The ICP-MS instrument should preferably satisfy a number of analytical requirements, including high transmission, high stability, low influence from the sample matrix (the bulk composition of the sample, including, for example, water, organic compounds, acids, dissolved solids, and salts) in the plasma, and low throughput of oxide ions or doubly charged ions, etc. These parameters can be highly dependent upon the geometry and construction of both the sampling cone and the skimmer cone, as well as subsequent ion optics.
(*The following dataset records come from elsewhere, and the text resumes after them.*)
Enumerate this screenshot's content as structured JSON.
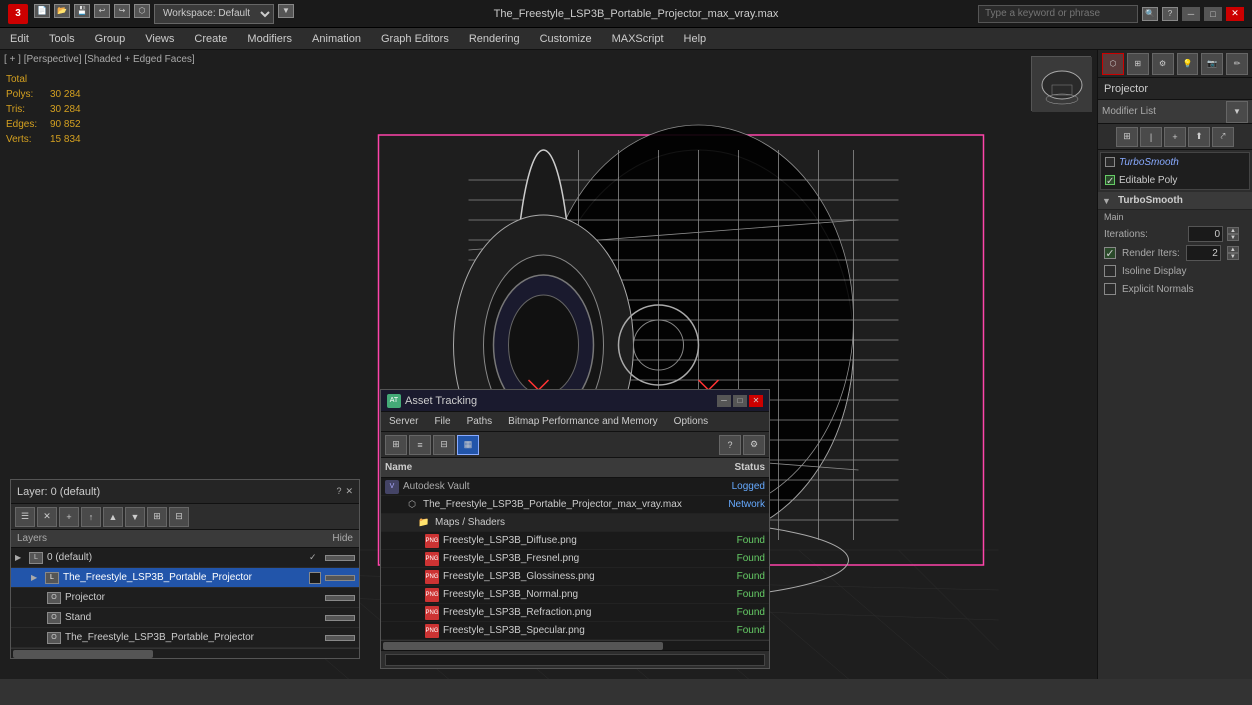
{
  "titlebar": {
    "app_icon": "3",
    "title": "The_Freestyle_LSP3B_Portable_Projector_max_vray.max",
    "search_placeholder": "Type a keyword or phrase",
    "workspace": "Workspace: Default",
    "min": "─",
    "max": "□",
    "close": "✕"
  },
  "menubar": {
    "items": [
      "Edit",
      "Tools",
      "Group",
      "Views",
      "Create",
      "Modifiers",
      "Animation",
      "Graph Editors",
      "Rendering",
      "Customize",
      "MAXScript",
      "Help"
    ]
  },
  "viewport": {
    "label": "[ + ] [Perspective] [Shaded + Edged Faces]",
    "stats": {
      "polys_label": "Polys:",
      "polys_value": "30 284",
      "tris_label": "Tris:",
      "tris_value": "30 284",
      "edges_label": "Edges:",
      "edges_value": "90 852",
      "verts_label": "Verts:",
      "verts_value": "15 834",
      "total": "Total"
    }
  },
  "right_panel": {
    "title": "Projector",
    "modifier_list": "Modifier List",
    "modifiers": [
      {
        "name": "TurboSmooth",
        "type": "turbosmooth",
        "checked": false
      },
      {
        "name": "Editable Poly",
        "type": "editable-poly",
        "checked": true
      }
    ],
    "turbosmooth": {
      "header": "TurboSmooth",
      "main_label": "Main",
      "iterations_label": "Iterations:",
      "iterations_value": "0",
      "render_iters_label": "Render Iters:",
      "render_iters_value": "2",
      "isoline_label": "Isoline Display",
      "explicit_label": "Explicit Normals"
    }
  },
  "layer_panel": {
    "title": "Layer: 0 (default)",
    "hide_label": "Hide",
    "layers": [
      {
        "name": "0 (default)",
        "indent": 0,
        "selected": false,
        "default": true,
        "has_check": true
      },
      {
        "name": "The_Freestyle_LSP3B_Portable_Projector",
        "indent": 1,
        "selected": true
      },
      {
        "name": "Projector",
        "indent": 2,
        "selected": false
      },
      {
        "name": "Stand",
        "indent": 2,
        "selected": false
      },
      {
        "name": "The_Freestyle_LSP3B_Portable_Projector",
        "indent": 2,
        "selected": false
      }
    ]
  },
  "asset_tracking": {
    "title": "Asset Tracking",
    "menu": [
      "Server",
      "File",
      "Paths",
      "Bitmap Performance and Memory",
      "Options"
    ],
    "columns": {
      "name": "Name",
      "status": "Status"
    },
    "items": [
      {
        "indent": 0,
        "icon": "vault",
        "name": "Autodesk Vault",
        "status": "Logged",
        "status_color": "blue",
        "type": "vault"
      },
      {
        "indent": 1,
        "icon": "file",
        "name": "The_Freestyle_LSP3B_Portable_Projector_max_vray.max",
        "status": "Network",
        "status_color": "blue",
        "type": "network"
      },
      {
        "indent": 2,
        "icon": "folder",
        "name": "Maps / Shaders",
        "status": "",
        "type": "folder"
      },
      {
        "indent": 3,
        "icon": "png",
        "name": "Freestyle_LSP3B_Diffuse.png",
        "status": "Found",
        "type": "found"
      },
      {
        "indent": 3,
        "icon": "png",
        "name": "Freestyle_LSP3B_Fresnel.png",
        "status": "Found",
        "type": "found"
      },
      {
        "indent": 3,
        "icon": "png",
        "name": "Freestyle_LSP3B_Glossiness.png",
        "status": "Found",
        "type": "found"
      },
      {
        "indent": 3,
        "icon": "png",
        "name": "Freestyle_LSP3B_Normal.png",
        "status": "Found",
        "type": "found"
      },
      {
        "indent": 3,
        "icon": "png",
        "name": "Freestyle_LSP3B_Refraction.png",
        "status": "Found",
        "type": "found"
      },
      {
        "indent": 3,
        "icon": "png",
        "name": "Freestyle_LSP3B_Specular.png",
        "status": "Found",
        "type": "found"
      }
    ]
  }
}
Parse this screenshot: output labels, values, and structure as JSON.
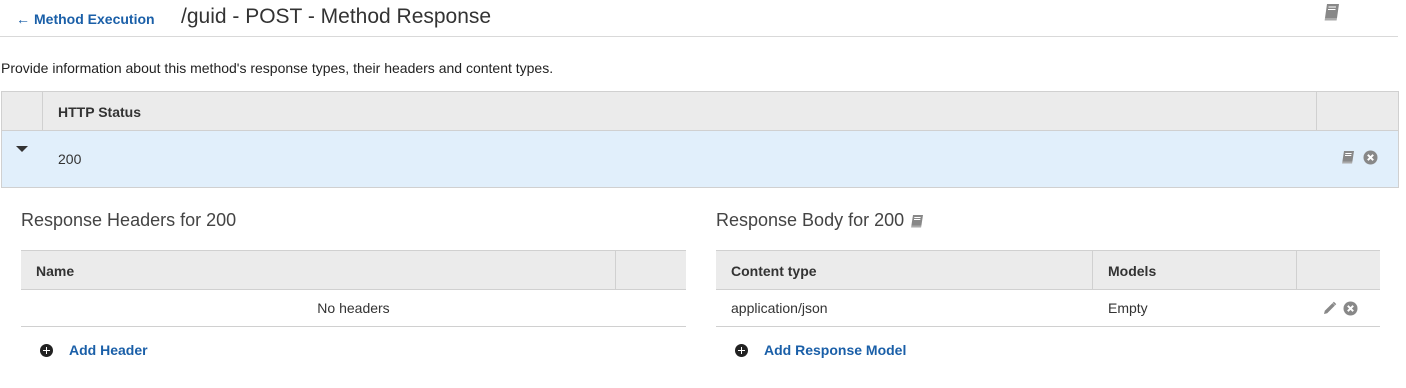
{
  "header": {
    "back_link_arrow": "←",
    "back_link_label": "Method Execution",
    "title": "/guid - POST - Method Response"
  },
  "description": "Provide information about this method's response types, their headers and content types.",
  "status_table": {
    "column_header": "HTTP Status",
    "rows": [
      {
        "status": "200"
      }
    ]
  },
  "headers_section": {
    "title": "Response Headers for 200",
    "columns": [
      "Name"
    ],
    "empty_message": "No headers",
    "add_label": "Add Header"
  },
  "body_section": {
    "title": "Response Body for 200",
    "columns": [
      "Content type",
      "Models"
    ],
    "rows": [
      {
        "content_type": "application/json",
        "model": "Empty"
      }
    ],
    "add_label": "Add Response Model"
  },
  "colors": {
    "link": "#1a5fa8",
    "selected_row": "#e1effb",
    "table_header": "#ebebeb",
    "border": "#d0d0d0"
  },
  "icons": [
    "arrow-left-icon",
    "book-icon",
    "close-circle-icon",
    "caret-down-icon",
    "pencil-icon",
    "plus-circle-icon"
  ]
}
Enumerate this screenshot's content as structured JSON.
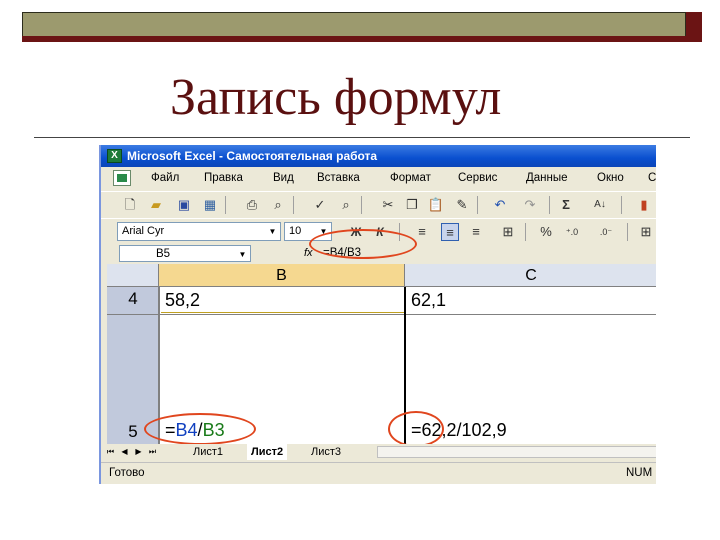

In view of the increasingly routine use of ICP-MS, the throughput of the instrument has become one of the most important parameters. The need for maintenance, cleaning and/or replacement of parts can reduce the working time of an instrument and thereby affect its throughput. This parameter depends strongly on memory effects caused by the deposition of material from previous samples, along the whole length of the instrument from sample input to detector, but in particular on the glassware of the plasma torch and on the inner and outer surfaces of the sampling cone and of the skimmer cone. The effect on the skimmer cone becomes more significant in instruments using more enclosed or elongated skimmer cones, as, for example, in U.S. Pat. No. 7,119,330 and U.S. Pat. No. 7,872,227 and Thermo Fisher Scientific Technical Note Nr. 40705.
It would therefore be desirable to provide a way of either reducing such deposition, or reducing the effect of such deposition, on the instrument so that the resulting loss of throughput may be reduced. The invention aims to address the above and other objectives by providing an improved or alternative skimmer cone apparatus and method.